3

I'm having trouble with Python Scrapy.

I have a spider that attempts to login to a site before crawling it, however the site is configured to return response code HTTP 401 on the login page which stops the spider from continuing (even though in the body of that response, the login form is there for submitting).

This is the relevant parts of my crawler:

class LoginSpider(Spider):
name = "login"
start_urls = ["https://example.com/login"]

def parse(self, response):
    # Initial user/pass submit
    self.log("Logging in...", level=log.INFO)

The above yields:

2014-02-23 11:52:09+0000 [login] DEBUG: Crawled (401) <GET https://example.com/login> (referer: None)
2014-02-23 11:52:09+0000 [login] INFO: Closing spider (finished)

However if I give it another URL to start on (not the login page) which returns a 200:

2014-02-23 11:50:19+0000 [login] DEBUG: Crawled (200) <GET https://example.com/other-page> (referer: None)
2014-02-23 11:50:19+0000 [login] INFO: Logging in...

You see it goes on to execute my parse() method and make the log entry.

How do I make Scrapy continue to work with the page despite a 401 response code?

deed02392
  • 4,799
  • 2
  • 31
  • 48
  • 1
    possible duplicate of [Scrapy and response status code: how to check against it?](http://stackoverflow.com/questions/9698372/scrapy-and-response-status-code-how-to-check-against-it) – Wrikken Feb 23 '14 at 12:38
  • I still think it is.
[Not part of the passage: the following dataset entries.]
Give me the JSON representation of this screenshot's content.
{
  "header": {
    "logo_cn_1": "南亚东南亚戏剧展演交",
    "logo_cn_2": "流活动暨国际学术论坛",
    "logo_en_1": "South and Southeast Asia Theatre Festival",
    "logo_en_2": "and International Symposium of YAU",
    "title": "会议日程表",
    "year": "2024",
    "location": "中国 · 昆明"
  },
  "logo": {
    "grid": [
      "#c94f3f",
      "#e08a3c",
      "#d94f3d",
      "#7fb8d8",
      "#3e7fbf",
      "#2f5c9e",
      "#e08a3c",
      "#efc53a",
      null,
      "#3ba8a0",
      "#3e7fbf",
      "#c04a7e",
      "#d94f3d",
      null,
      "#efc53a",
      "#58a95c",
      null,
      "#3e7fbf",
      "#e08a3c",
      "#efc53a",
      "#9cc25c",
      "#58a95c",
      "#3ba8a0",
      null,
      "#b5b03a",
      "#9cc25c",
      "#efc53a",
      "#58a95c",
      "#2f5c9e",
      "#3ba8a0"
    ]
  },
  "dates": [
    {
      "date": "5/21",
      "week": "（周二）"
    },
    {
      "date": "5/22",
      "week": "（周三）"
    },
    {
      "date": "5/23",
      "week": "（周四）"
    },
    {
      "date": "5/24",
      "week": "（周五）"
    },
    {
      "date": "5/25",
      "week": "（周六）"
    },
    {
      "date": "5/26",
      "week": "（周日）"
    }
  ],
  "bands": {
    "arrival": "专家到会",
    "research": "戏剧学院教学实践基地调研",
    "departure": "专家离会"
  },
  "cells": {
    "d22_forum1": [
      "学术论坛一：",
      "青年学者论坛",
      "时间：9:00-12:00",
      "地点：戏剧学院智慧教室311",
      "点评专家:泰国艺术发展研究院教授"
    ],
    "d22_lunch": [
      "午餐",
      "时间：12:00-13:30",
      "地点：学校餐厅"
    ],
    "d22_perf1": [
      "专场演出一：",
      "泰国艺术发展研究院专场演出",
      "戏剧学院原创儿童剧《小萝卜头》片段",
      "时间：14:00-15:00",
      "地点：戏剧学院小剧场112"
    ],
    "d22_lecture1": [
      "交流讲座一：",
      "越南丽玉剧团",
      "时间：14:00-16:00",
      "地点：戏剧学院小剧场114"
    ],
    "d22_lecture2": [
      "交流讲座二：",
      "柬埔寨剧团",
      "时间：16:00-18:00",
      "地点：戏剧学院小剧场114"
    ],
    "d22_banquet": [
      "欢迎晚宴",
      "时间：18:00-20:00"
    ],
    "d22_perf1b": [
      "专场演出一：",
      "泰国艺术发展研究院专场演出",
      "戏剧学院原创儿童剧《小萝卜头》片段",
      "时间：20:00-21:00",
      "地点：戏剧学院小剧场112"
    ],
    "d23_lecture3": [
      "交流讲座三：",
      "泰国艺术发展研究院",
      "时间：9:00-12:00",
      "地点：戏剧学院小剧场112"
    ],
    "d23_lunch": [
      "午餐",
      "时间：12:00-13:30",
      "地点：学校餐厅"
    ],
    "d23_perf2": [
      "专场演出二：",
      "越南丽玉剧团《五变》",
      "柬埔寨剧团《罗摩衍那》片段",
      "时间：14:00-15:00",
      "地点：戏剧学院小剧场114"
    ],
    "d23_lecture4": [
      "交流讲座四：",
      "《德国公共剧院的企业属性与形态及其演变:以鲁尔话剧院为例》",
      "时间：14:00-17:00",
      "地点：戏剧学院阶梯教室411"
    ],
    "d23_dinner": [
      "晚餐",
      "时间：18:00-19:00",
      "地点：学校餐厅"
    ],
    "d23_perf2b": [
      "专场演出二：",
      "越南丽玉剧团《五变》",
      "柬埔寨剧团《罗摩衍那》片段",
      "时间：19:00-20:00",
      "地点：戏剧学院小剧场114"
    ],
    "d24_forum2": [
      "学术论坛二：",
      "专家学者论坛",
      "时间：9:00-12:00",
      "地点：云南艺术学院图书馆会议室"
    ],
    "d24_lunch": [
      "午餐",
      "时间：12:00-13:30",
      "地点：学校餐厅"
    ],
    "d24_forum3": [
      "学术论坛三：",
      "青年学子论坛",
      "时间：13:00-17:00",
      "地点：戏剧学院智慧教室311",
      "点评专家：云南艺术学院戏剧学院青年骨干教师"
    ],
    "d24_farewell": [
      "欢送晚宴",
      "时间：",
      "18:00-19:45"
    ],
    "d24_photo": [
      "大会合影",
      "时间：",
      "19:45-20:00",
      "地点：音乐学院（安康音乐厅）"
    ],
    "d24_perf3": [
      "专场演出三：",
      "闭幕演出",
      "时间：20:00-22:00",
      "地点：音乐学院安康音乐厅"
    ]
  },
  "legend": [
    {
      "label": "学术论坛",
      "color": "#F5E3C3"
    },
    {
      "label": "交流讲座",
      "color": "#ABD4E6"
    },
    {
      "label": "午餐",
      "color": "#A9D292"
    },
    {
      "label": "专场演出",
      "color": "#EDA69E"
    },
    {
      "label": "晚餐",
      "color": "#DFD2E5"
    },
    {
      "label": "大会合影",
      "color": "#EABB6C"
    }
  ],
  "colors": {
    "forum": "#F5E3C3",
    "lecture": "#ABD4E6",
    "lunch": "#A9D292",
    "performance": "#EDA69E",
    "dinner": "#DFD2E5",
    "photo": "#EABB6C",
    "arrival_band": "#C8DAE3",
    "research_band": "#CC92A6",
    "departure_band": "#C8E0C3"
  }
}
You give scrapy one page, it is not valid in the current setting with that response code, there are no more pages to crawl, hence: finished. How do you want both scrapy to continue on a 401, but not to add a 401 to valid pages? Those 2 requirements are mutually exclusive. – Wrikken Feb 23 '14 at 12:54
  • I see, I think the other question does in fact answer this but it's slightly different, this issue is that Scrapy doesn't indicate it's going to ignore the 401 but specifying it as an allowed value fixes the problem. – deed02392 Feb 23 '14 at 12:56
  • I don't understand the issue. If you add `handle_httpstatus_list = [401]` to your spider class, is the login response handled as expected? – Talvalin Feb 23 '14 at 23:16

1 Answers1

3

On the off-chance this question isn't closed as a duplicate, explicitly adding 401 to handle_httpstatus_list fixed the issue

class LoginSpider(Spider):
    handle_httpstatus_list = [401]
    name = "login"
    start_urls = ["https://example.com/login"]

    def parse(self, response):
        # Initial user/pass submit
        self.log("Logging in...", level=log.INFO)
Talvalin
  • 7,789
  • 2
  • 30
  • 40